Nah, lubang di kateter itu ada dua jika tampak dari luar. Lubang pertama adalah tempat keluarnya kencing, lubang kedua adalah tempat memasukan air steril sebagai pengunci. Lewat lubang kedua ini nanti, air dimasukan dan diteruskan ke ujung lain sehingga membentuk balon, penggelembungan ini akan membuat ujung kateter tertahan di kandung kemih. Membuatnya tidak lepas ketika pasien tidak sengaja menariknya.
Prosedur yang harus dilakukan hati-hati dan kurang nyaman tersebut tentu membuat proses pemasangan kateter harus konsentrasi penuh, bukan?
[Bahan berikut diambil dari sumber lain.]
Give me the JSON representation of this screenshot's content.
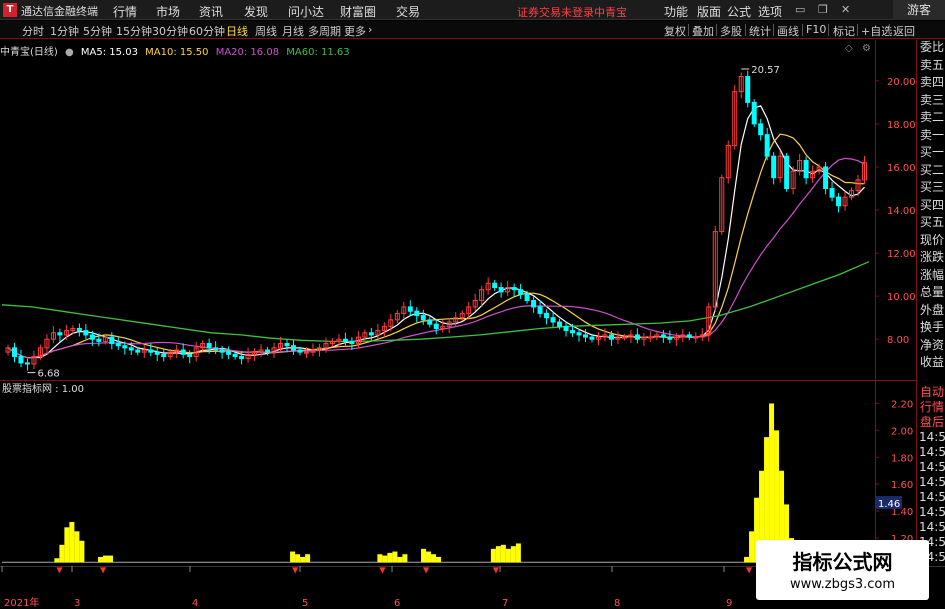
{
  "app": {
    "logo": "T",
    "title": "通达信金融终端"
  },
  "menu": [
    "行情",
    "市场",
    "资讯",
    "发现",
    "问小达",
    "财富圈",
    "交易"
  ],
  "notice": {
    "status": "证券交易未登录",
    "stock": "中青宝"
  },
  "right_menu": [
    "功能",
    "版面",
    "公式",
    "选项"
  ],
  "guest": "游客",
  "periods": [
    {
      "label": "分时",
      "active": false
    },
    {
      "label": "1分钟",
      "active": false
    },
    {
      "label": "5分钟",
      "active": false
    },
    {
      "label": "15分钟",
      "active": false
    },
    {
      "label": "30分钟",
      "active": false
    },
    {
      "label": "60分钟",
      "active": false
    },
    {
      "label": "日线",
      "active": true
    },
    {
      "label": "周线",
      "active": false
    },
    {
      "label": "月线",
      "active": false
    },
    {
      "label": "多周期",
      "active": false
    },
    {
      "label": "更多",
      "active": false
    }
  ],
  "tools": [
    "复权",
    "叠加",
    "多股",
    "统计",
    "画线",
    "F10",
    "标记",
    "+自选",
    "返回"
  ],
  "legend": {
    "stock": "中青宝(日线)",
    "ma": [
      {
        "label": "MA5: 15.03",
        "color": "#ffffff"
      },
      {
        "label": "MA10: 15.50",
        "color": "#ffd24a"
      },
      {
        "label": "MA20: 16.08",
        "color": "#d050d0"
      },
      {
        "label": "MA60: 11.63",
        "color": "#40c040"
      }
    ]
  },
  "sub_legend": "股票指标网 : 1.00",
  "right_panel_top": [
    "委比",
    "卖五",
    "卖四",
    "卖三",
    "卖二",
    "卖一",
    "买一",
    "买二",
    "买三",
    "买四",
    "买五",
    "现价",
    "涨跌",
    "涨幅",
    "总量",
    "外盘",
    "换手",
    "净资",
    "收益"
  ],
  "right_panel_bottom": [
    "自动",
    "行情",
    "盘后",
    "14:56",
    "14:56",
    "14:56",
    "14:56",
    "14:56",
    "14:56",
    "14:56",
    "14:56",
    "14:56"
  ],
  "watermark": {
    "line1": "指标公式网",
    "line2": "www.zbgs3.com"
  },
  "colors": {
    "up": "#ff3c3c",
    "down": "#00ffff",
    "indicator": "#ffff00",
    "grid": "#7a1010"
  },
  "chart_data": [
    {
      "type": "candlestick",
      "title": "中青宝(日线)",
      "y_axis_ticks": [
        "20.00",
        "18.00",
        "16.00",
        "14.00",
        "12.00",
        "10.00",
        "8.00"
      ],
      "ylim": [
        6.2,
        21.2
      ],
      "annotations": [
        {
          "label": "20.57",
          "note": "period high"
        },
        {
          "label": "6.68",
          "note": "period low"
        }
      ],
      "x_ticks": [
        "2021年",
        "3",
        "4",
        "5",
        "6",
        "7",
        "8",
        "9"
      ],
      "close_series": [
        7.6,
        7.2,
        6.9,
        6.85,
        7.2,
        7.6,
        8.0,
        8.3,
        8.2,
        8.4,
        8.5,
        8.4,
        8.2,
        8.0,
        7.9,
        8.1,
        7.8,
        7.7,
        7.6,
        7.5,
        7.4,
        7.5,
        7.4,
        7.3,
        7.2,
        7.4,
        7.5,
        7.3,
        7.2,
        7.6,
        7.8,
        7.6,
        7.5,
        7.4,
        7.3,
        7.2,
        7.1,
        7.3,
        7.4,
        7.5,
        7.4,
        7.6,
        7.8,
        7.7,
        7.5,
        7.4,
        7.4,
        7.5,
        7.6,
        7.8,
        7.9,
        8.0,
        7.9,
        7.8,
        8.1,
        8.3,
        8.2,
        8.4,
        8.6,
        8.9,
        9.2,
        9.5,
        9.3,
        9.1,
        8.9,
        8.7,
        8.5,
        8.6,
        8.8,
        9.0,
        9.2,
        9.5,
        9.8,
        10.3,
        10.6,
        10.4,
        10.2,
        10.4,
        10.3,
        10.1,
        9.8,
        9.5,
        9.2,
        9.0,
        8.8,
        8.6,
        8.4,
        8.3,
        8.2,
        8.1,
        8.0,
        8.1,
        8.2,
        8.0,
        8.1,
        8.1,
        8.2,
        8.0,
        8.1,
        8.1,
        8.2,
        8.1,
        8.0,
        8.1,
        8.2,
        8.1,
        8.1,
        8.2,
        9.5,
        13.0,
        15.5,
        17.0,
        19.5,
        20.2,
        19.0,
        18.0,
        17.5,
        16.5,
        15.5,
        16.5,
        15.0,
        15.8,
        16.3,
        15.5,
        15.8,
        16.0,
        15.0,
        14.6,
        14.2,
        14.6,
        14.9,
        15.4,
        16.2
      ],
      "ma60_series": [
        9.6,
        9.5,
        9.3,
        9.1,
        8.9,
        8.7,
        8.5,
        8.3,
        8.2,
        8.05,
        7.95,
        7.9,
        7.9,
        7.95,
        8.0,
        8.1,
        8.2,
        8.35,
        8.5,
        8.6,
        8.65,
        8.7,
        8.75,
        8.85,
        9.1,
        9.5,
        10.0,
        10.5,
        11.0,
        11.6
      ],
      "y_unit": "price",
      "notes": "Daily K-line with MA5/MA10/MA20/MA60 overlays; price surges from ~8 to 20.57 in late Aug/Sep."
    },
    {
      "type": "bar",
      "title": "股票指标网",
      "y_axis_ticks": [
        "2.20",
        "2.00",
        "1.80",
        "1.60",
        "1.40",
        "1.20"
      ],
      "current_value_label": "1.46",
      "ylim": [
        1.0,
        2.3
      ],
      "bar_groups": [
        {
          "start": 0.06,
          "values": [
            1.05,
            1.15,
            1.28,
            1.32,
            1.25,
            1.18
          ]
        },
        {
          "start": 0.11,
          "values": [
            1.06,
            1.07,
            1.07
          ]
        },
        {
          "start": 0.33,
          "values": [
            1.1,
            1.08,
            1.06,
            1.08
          ]
        },
        {
          "start": 0.43,
          "values": [
            1.08,
            1.07,
            1.09,
            1.1,
            1.06,
            1.08
          ]
        },
        {
          "start": 0.48,
          "values": [
            1.12,
            1.1,
            1.08,
            1.06
          ]
        },
        {
          "start": 0.56,
          "values": [
            1.12,
            1.14,
            1.15,
            1.12,
            1.14,
            1.16
          ]
        },
        {
          "start": 0.85,
          "values": [
            1.06,
            1.25,
            1.5,
            1.7,
            1.95,
            2.2,
            2.0,
            1.7,
            1.45,
            1.2
          ]
        }
      ]
    }
  ]
}
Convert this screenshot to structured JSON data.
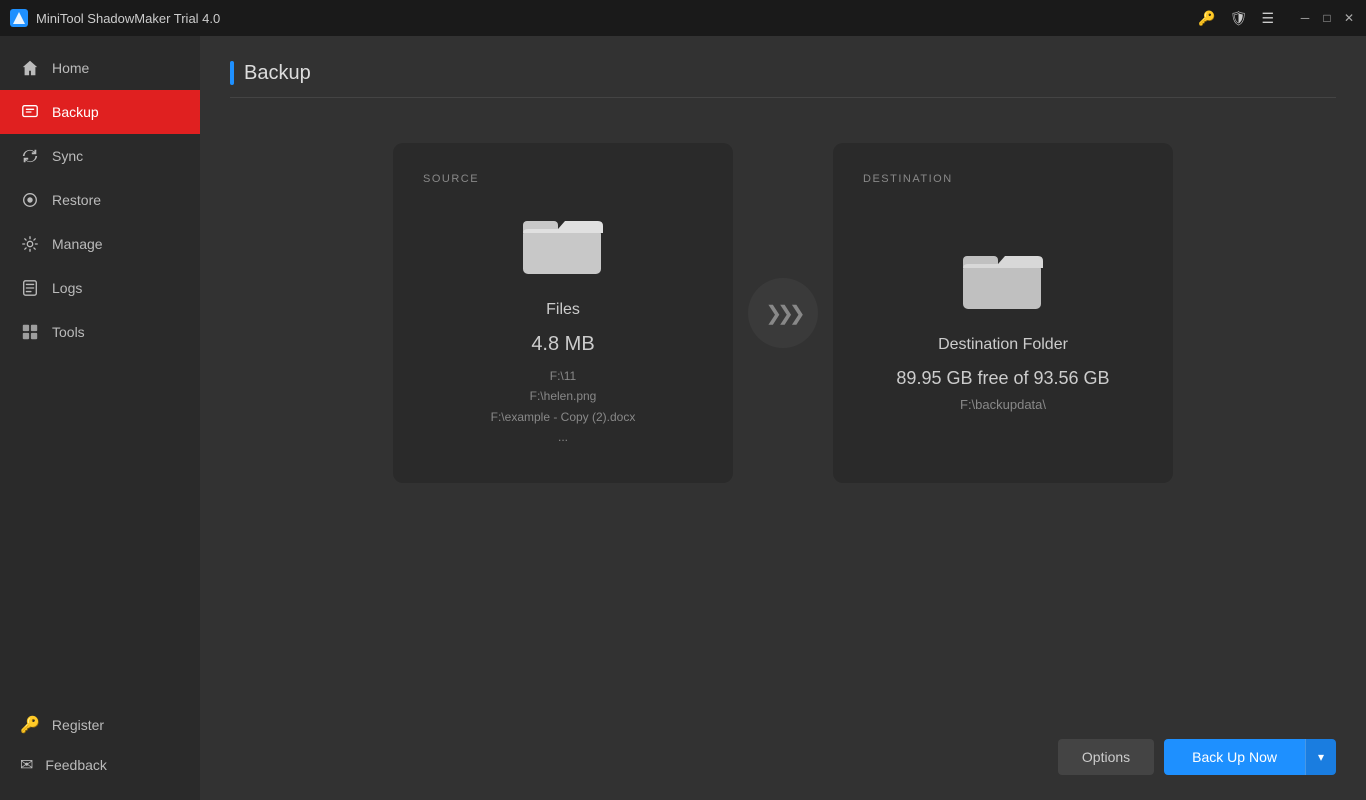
{
  "titleBar": {
    "appTitle": "MiniTool ShadowMaker Trial 4.0",
    "icons": {
      "key": "🔑",
      "shield": "🛡",
      "menu": "☰",
      "minimize": "─",
      "maximize": "□",
      "close": "✕"
    }
  },
  "sidebar": {
    "items": [
      {
        "id": "home",
        "label": "Home",
        "icon": "home"
      },
      {
        "id": "backup",
        "label": "Backup",
        "icon": "backup",
        "active": true
      },
      {
        "id": "sync",
        "label": "Sync",
        "icon": "sync"
      },
      {
        "id": "restore",
        "label": "Restore",
        "icon": "restore"
      },
      {
        "id": "manage",
        "label": "Manage",
        "icon": "manage"
      },
      {
        "id": "logs",
        "label": "Logs",
        "icon": "logs"
      },
      {
        "id": "tools",
        "label": "Tools",
        "icon": "tools"
      }
    ],
    "bottomItems": [
      {
        "id": "register",
        "label": "Register",
        "icon": "key"
      },
      {
        "id": "feedback",
        "label": "Feedback",
        "icon": "mail"
      }
    ]
  },
  "page": {
    "title": "Backup"
  },
  "source": {
    "label": "SOURCE",
    "type": "Files",
    "size": "4.8 MB",
    "paths": [
      "F:\\11",
      "F:\\helen.png",
      "F:\\example - Copy (2).docx",
      "..."
    ]
  },
  "destination": {
    "label": "DESTINATION",
    "type": "Destination Folder",
    "freeSpace": "89.95 GB free of 93.56 GB",
    "path": "F:\\backupdata\\"
  },
  "buttons": {
    "options": "Options",
    "backupNow": "Back Up Now",
    "dropdownArrow": "▾"
  }
}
Apalagi kalau pasiennya terlihat nyeri gara-gara ada pembuntuan seperti pembesaran prostat atau malah penyempitan saluran. Belum lagi kalau pasien perlu dipasang kateter gara-gara sehabis kecelakan yang melibatkan otak dan saraf tulang belakang. Tambah ngeri.
Maka dari itu, saya merasa bingung dengan konten mbak itu. Kok ya bisaaa mikir gituan dan berpendapat gituan waktu melakukan prosedur tersebut. Namun, yang saya lebih heran itu satu, kok ya nggak mikir sebelum bikin konten, mengingat ada kode etik yang harus dijaga?
Kalau kode etik dilanggar, yang jadi taruhan karier, kan? Udah kuliah mahal-mahal, eh malah kebanyakan atraksi. Kadang, saya heran sama orang yang dengan sadar mematikan jalan rezekinya sendiri. Uangel, Dab.
Buat kalian yang menemukan konten serupa lagi di kemudian hari, pegang ini: kalau memang ada yang berpendapat waktu pasang kateter bisa mikir aneh-aneh. Tentu saya berkesimpulan bahwa yang berpendapat itu belum pernah pasang kateter. Coba deh pasang sekali, sirna sudah pikiran kotor itu.